It is critical that it is leveraged well through innovative 
initiatives. The Government has taken several very proactive steps to 
encourage entrepreneurship. We await to see how the implementation of 
some of these initiatives is going to be planned, especially the plans 
of start-up fund corpus. In order to create a conducive eco-system for 
the venture capital in this sector it is proposed to establish a 
10,000crore fund to act as a catalyst to attract private Capital by way 
of providing different type of capital for start-up companies.” A 
“District level Incubation and Accelerator Programme” would be taken up 
for incubation of new ideas and providing necessary support for 
accelerating entrepreneurship. The proposed outlays for start-up funds 
and enabling processes for different categories of the population and 
industry sectors are a welcome initiative.

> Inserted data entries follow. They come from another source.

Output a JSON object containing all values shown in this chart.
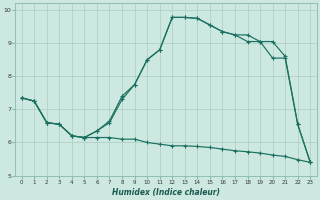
{
  "xlabel": "Humidex (Indice chaleur)",
  "bg_color": "#cce8e0",
  "line_color": "#1a7060",
  "grid_color": "#aaccc4",
  "xlim": [
    -0.5,
    23.5
  ],
  "ylim": [
    5,
    10.2
  ],
  "xticks": [
    0,
    1,
    2,
    3,
    4,
    5,
    6,
    7,
    8,
    9,
    10,
    11,
    12,
    13,
    14,
    15,
    16,
    17,
    18,
    19,
    20,
    21,
    22,
    23
  ],
  "yticks": [
    5,
    6,
    7,
    8,
    9,
    10
  ],
  "curve1_x": [
    0,
    1,
    2,
    3,
    4,
    5,
    6,
    7,
    8,
    9,
    10,
    11,
    12,
    13,
    14,
    15,
    16,
    17,
    18,
    19,
    20,
    21,
    22,
    23
  ],
  "curve1_y": [
    7.35,
    7.25,
    6.6,
    6.55,
    6.2,
    6.15,
    6.35,
    6.6,
    7.3,
    7.75,
    8.5,
    8.8,
    9.78,
    9.78,
    9.75,
    9.55,
    9.35,
    9.25,
    9.25,
    9.05,
    9.05,
    8.6,
    6.55,
    5.4
  ],
  "curve2_x": [
    0,
    1,
    2,
    3,
    4,
    5,
    6,
    7,
    8,
    9,
    10,
    11,
    12,
    13,
    14,
    15,
    16,
    17,
    18,
    19,
    20,
    21,
    22,
    23
  ],
  "curve2_y": [
    7.35,
    7.25,
    6.6,
    6.55,
    6.2,
    6.15,
    6.35,
    6.65,
    7.4,
    7.75,
    8.5,
    8.8,
    9.78,
    9.78,
    9.75,
    9.55,
    9.35,
    9.25,
    9.05,
    9.05,
    8.55,
    8.55,
    6.55,
    5.4
  ],
  "curve3_x": [
    0,
    1,
    2,
    3,
    4,
    5,
    6,
    7,
    8,
    9,
    10,
    11,
    12,
    13,
    14,
    15,
    16,
    17,
    18,
    19,
    20,
    21,
    22,
    23
  ],
  "curve3_y": [
    7.35,
    7.25,
    6.6,
    6.55,
    6.2,
    6.15,
    6.15,
    6.15,
    6.1,
    6.1,
    6.0,
    5.95,
    5.9,
    5.9,
    5.88,
    5.85,
    5.8,
    5.75,
    5.72,
    5.68,
    5.62,
    5.58,
    5.48,
    5.4
  ]
}
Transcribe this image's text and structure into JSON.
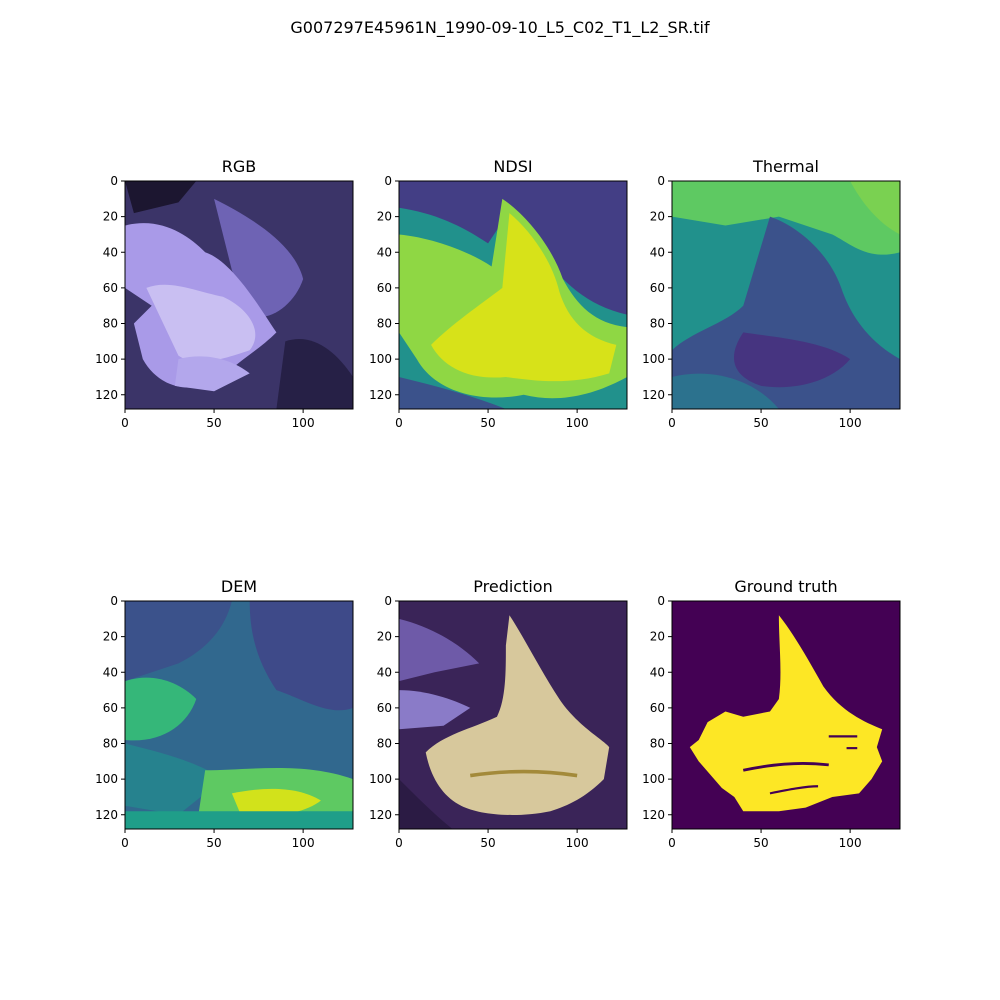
{
  "figure": {
    "title": "G007297E45961N_1990-09-10_L5_C02_T1_L2_SR.tif"
  },
  "colors": {
    "viridis": [
      "#440154",
      "#3b528b",
      "#21918c",
      "#5ec962",
      "#fde725"
    ],
    "rgb_panel": [
      "#1c1630",
      "#4a3f88",
      "#8f7fd6",
      "#c9bff2"
    ],
    "prediction_overlay": "#f3e5a8"
  },
  "chart_data": [
    {
      "type": "heatmap",
      "title": "RGB",
      "xlim": [
        0,
        128
      ],
      "ylim": [
        128,
        0
      ],
      "xticks": [
        "0",
        "50",
        "100"
      ],
      "yticks": [
        "0",
        "20",
        "40",
        "60",
        "80",
        "100",
        "120"
      ]
    },
    {
      "type": "heatmap",
      "title": "NDSI",
      "xlim": [
        0,
        128
      ],
      "ylim": [
        128,
        0
      ],
      "xticks": [
        "0",
        "50",
        "100"
      ],
      "yticks": [
        "0",
        "20",
        "40",
        "60",
        "80",
        "100",
        "120"
      ]
    },
    {
      "type": "heatmap",
      "title": "Thermal",
      "xlim": [
        0,
        128
      ],
      "ylim": [
        128,
        0
      ],
      "xticks": [
        "0",
        "50",
        "100"
      ],
      "yticks": [
        "0",
        "20",
        "40",
        "60",
        "80",
        "100",
        "120"
      ]
    },
    {
      "type": "heatmap",
      "title": "DEM",
      "xlim": [
        0,
        128
      ],
      "ylim": [
        128,
        0
      ],
      "xticks": [
        "0",
        "50",
        "100"
      ],
      "yticks": [
        "0",
        "20",
        "40",
        "60",
        "80",
        "100",
        "120"
      ]
    },
    {
      "type": "heatmap",
      "title": "Prediction",
      "xlim": [
        0,
        128
      ],
      "ylim": [
        128,
        0
      ],
      "xticks": [
        "0",
        "50",
        "100"
      ],
      "yticks": [
        "0",
        "20",
        "40",
        "60",
        "80",
        "100",
        "120"
      ]
    },
    {
      "type": "heatmap",
      "title": "Ground truth",
      "xlim": [
        0,
        128
      ],
      "ylim": [
        128,
        0
      ],
      "xticks": [
        "0",
        "50",
        "100"
      ],
      "yticks": [
        "0",
        "20",
        "40",
        "60",
        "80",
        "100",
        "120"
      ]
    }
  ]
}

The government deserves to be commended for addressing
 the funding needs of upcoming entrepreneurs. The Rs. 10,000crore 
venture capital fund for start-ups is a great beginning for the 
financial architecture of small and medium-sized enterprises as they can
 be referred as the backbone of the economy. A fund, if structured well,
 could create the much needed ‘real early-stage’ funding support that 
start-ups in India need today and play a strong role in creating a much 
more seamlessly integrated funding mechanism as also in helping mature 
the funding ecosystem for start-ups. However, allocating money, being 
very positive signal, is only one of the key challenges in realizing the
 benefits from a start-up fund. The quality in the implementation of the
 fund, the government’s structure, the knowledge, professionalism and 
experience of the funding committees will all determine the quality and 
scale of outcomes and impact from this initiative. Private investors are
 ready to invest three times that of Government of India. Something 
similar will have to be implemented to make the fund efficacious. As in 
the fund, the participation of the key stakeholders would be critical to
 make the best of these proposals.
Additionally, another major challenge in the ecosystem is the ability of
 large numbers of entrepreneurs to access high-quality mentoring and 
training in order to grow their skills to tackle start up challenges. 
And some adequate and systematic efforts are required to tackle this gap
 if we expect that the fund would have a high-quality pipeline of 
entrepreneurs. However, India still ranks low in ease of starting up and
 doing business, as multiple registrations and clearances are required. A
 single window clearance mechanism would be a great step. We would be 
leveraging half of India’s population that has tremendous potential for 
significant contribution to the country’s GDP.
Then there are impact start-ups that work on solving social problems 
through entrepreneurship. These are different aspects requiring a large 
patient capital with a longer return horizon and some outright grant as 
seed capital. The actual value is embedded in how the programs will be 
implemented to suit the needs of each group. But the announcement of the
 fund is a step in the right direction since India’s economic future 
lies in creating millions and millions of jobs for the aspirational 
youth.
Additionally, the exit regulations and compliance for start-ups is 
immense. Any type simplification is welcome and will hugely benefit 
start-ups that are struggling to set up businesses and struggling to 
exit if they have failed. So this would pave way for easier “exits” for 
start-ups and smoother life after exits to entrepreneurs.